Hasing tokens is done to help move the token hash model itself towards "fail closed" behavior, even if an exitnode is rooted without our team's knowledge.
There's multiple limitations to this added decoupling step, as there most always is in such matters. An attacker with a full list of all minted tokens (somehow, magickally), could then make a "rainbow table" of hashed outputs & reverse the hash that way. A known limitation, which we have buffered against by minting... alot of tokens. We'll leave that obscure, but say that the number is arbitrarily large, in the Leibniz-calculus sense of the term. Without that master list of rainbow-table-generating hashes, making a generic lookup table given the consideration space of all possible hash values (something on the order of 2(50), give or take a few thousand orders of magnitude) remains computationally intractible.
An "evil token reseller" also can create a compressed rainbow table of only tokens she has sold, and then use these to reverse hashed tokens from a rooted exitnode... but the statistical probabilty of a matched success - buyer buys from her, buyer connects to a specific node she roots in the time period during which she's rooted it - becomes asymptotically small as number or reseller, tokens, and exitnodes grows. The more, the merrier.
Which is to say that adding hashing isn't a panacea that protects against all forms of attack against our token model. Obviously not. We do think, on balance, that adding the hashing step produces sufficient real-world security benefits to be worth the hassle of doing it. Well... I think so - and I pushed hashing into the model based on that conclusion. Hopefully, it's not too much of a hassle - although I'll say that the security uptick it engenders is both nonzero and (I argue) nontrivial.

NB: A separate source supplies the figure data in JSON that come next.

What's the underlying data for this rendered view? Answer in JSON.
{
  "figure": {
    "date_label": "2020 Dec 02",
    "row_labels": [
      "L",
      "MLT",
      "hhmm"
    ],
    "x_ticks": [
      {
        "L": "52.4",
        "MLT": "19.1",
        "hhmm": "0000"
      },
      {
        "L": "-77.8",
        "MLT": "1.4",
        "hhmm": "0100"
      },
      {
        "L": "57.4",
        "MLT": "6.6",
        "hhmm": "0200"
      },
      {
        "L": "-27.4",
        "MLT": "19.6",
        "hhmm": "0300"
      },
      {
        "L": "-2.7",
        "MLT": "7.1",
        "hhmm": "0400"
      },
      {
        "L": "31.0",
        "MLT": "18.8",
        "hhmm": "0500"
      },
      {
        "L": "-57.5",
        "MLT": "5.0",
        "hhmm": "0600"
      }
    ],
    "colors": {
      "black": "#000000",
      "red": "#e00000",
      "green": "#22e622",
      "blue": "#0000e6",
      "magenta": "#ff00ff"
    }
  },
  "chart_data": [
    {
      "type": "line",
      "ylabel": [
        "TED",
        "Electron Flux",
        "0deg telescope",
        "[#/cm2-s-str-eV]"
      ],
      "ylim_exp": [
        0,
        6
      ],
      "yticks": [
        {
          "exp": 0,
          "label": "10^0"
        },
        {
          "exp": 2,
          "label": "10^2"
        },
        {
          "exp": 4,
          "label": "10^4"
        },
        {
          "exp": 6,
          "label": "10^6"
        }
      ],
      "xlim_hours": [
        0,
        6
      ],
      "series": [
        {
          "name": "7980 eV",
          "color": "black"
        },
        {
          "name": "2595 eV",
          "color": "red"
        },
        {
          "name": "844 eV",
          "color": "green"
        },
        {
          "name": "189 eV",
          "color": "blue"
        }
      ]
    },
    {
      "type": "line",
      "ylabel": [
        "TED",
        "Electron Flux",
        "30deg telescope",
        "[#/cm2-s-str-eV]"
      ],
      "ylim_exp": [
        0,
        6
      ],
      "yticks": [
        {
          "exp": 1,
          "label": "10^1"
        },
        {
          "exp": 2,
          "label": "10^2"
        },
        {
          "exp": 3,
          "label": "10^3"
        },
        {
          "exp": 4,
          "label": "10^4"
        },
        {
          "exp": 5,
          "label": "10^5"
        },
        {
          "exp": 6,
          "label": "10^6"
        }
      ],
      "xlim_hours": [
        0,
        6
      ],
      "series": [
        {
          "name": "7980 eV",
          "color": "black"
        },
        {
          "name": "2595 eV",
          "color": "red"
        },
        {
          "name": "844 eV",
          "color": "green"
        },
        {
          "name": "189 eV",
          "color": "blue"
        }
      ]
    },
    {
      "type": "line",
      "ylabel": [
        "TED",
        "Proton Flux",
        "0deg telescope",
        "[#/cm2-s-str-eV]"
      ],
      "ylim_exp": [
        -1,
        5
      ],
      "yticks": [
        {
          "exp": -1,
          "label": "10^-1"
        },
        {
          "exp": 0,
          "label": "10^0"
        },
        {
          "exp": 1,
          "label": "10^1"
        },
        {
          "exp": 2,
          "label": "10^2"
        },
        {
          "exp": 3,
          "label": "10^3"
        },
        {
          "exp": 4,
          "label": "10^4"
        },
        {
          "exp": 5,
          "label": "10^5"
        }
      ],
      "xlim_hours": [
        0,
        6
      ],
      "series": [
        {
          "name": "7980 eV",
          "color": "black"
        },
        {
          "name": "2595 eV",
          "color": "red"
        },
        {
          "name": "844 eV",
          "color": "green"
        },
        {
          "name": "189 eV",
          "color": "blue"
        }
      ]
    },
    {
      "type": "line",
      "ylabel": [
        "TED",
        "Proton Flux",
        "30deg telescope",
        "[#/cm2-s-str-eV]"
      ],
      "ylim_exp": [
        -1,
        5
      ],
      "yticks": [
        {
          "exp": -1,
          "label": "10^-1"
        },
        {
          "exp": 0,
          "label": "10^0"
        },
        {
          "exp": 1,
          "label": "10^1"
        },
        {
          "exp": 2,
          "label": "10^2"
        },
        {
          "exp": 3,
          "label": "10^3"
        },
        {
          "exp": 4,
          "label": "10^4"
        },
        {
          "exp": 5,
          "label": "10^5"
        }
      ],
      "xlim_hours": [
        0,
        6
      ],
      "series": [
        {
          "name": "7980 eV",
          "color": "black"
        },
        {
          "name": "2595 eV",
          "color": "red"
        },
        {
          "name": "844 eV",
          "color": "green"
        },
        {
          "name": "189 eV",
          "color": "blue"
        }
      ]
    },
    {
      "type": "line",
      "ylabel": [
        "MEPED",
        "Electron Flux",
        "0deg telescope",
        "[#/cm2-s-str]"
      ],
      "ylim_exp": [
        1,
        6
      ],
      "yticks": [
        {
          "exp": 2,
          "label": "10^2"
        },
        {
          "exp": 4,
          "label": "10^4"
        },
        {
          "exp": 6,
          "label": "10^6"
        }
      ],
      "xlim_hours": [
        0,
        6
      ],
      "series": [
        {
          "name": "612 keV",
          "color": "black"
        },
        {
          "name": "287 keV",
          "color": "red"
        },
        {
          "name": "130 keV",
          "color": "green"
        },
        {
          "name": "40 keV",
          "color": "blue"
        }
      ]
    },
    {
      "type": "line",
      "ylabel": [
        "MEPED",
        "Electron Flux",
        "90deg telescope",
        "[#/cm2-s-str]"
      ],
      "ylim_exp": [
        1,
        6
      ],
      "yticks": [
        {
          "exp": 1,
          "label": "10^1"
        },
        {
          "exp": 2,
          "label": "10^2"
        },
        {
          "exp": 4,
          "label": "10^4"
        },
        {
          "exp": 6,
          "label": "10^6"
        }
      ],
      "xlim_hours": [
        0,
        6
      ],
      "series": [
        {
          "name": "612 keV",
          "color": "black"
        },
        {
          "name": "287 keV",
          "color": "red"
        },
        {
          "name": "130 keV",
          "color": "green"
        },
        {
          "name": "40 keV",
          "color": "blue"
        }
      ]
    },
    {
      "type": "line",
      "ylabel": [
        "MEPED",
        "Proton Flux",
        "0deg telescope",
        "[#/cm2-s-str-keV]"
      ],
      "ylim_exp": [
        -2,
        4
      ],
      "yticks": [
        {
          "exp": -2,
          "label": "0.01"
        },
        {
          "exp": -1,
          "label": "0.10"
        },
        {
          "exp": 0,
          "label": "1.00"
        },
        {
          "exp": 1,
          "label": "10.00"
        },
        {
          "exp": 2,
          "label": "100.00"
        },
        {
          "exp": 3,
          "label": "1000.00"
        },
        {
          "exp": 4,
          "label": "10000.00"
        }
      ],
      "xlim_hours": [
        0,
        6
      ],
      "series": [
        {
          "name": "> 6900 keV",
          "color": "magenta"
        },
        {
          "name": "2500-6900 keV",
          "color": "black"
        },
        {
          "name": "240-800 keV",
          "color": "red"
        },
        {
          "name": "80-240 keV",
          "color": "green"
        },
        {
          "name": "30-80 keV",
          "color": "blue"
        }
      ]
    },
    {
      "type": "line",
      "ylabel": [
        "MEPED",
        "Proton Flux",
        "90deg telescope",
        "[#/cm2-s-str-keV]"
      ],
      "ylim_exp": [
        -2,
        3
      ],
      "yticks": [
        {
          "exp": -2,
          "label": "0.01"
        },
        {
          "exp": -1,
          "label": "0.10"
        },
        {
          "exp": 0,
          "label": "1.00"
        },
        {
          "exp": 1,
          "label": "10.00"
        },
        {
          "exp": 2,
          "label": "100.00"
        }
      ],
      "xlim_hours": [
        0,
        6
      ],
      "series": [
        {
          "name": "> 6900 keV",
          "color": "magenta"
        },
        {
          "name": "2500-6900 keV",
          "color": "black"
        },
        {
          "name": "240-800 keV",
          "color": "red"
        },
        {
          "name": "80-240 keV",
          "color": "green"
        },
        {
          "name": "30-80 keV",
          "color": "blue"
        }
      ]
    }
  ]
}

Improvements To The Model?
There's always improvements possible in a real-world security framework, and hashing of tokens is no exception to that. We do think there's some tweaks, and perhaps some big jumps, possible as we expand out the benefits gained by this step in the process. Indeed, I hope others will contribute their analysis and suggestions to this thread, and thus help us do exactly that: continue to improve the model.
I am, infamously so perhaps, enamoured of the power and mathematical elegance of the field of hashing algorithms. They express something about the nature of our universe that I find... fascinating. They also provide serious, real-live benefits in environments where attackers have massive resources (viz, NSA) and defenders are limited in their resource availabilty (viz, all the rest of us without .mil email addresses). They are, in short, a form of asymmetric mathematical warfare.
That resonates with me.
As such, we've shoehorned (or "cleverly included," take your pick) hashing into our protection model. Beyond this, I believe - at an intuitive level - that we've only scratched the surface in the ways which hashing can be used to substantively benefit member security. I can almost see the extensions... but they slip away, just in the corner of my eye.
Perhaps someone reading this will see them straight-on, and help my limited mind do likewise!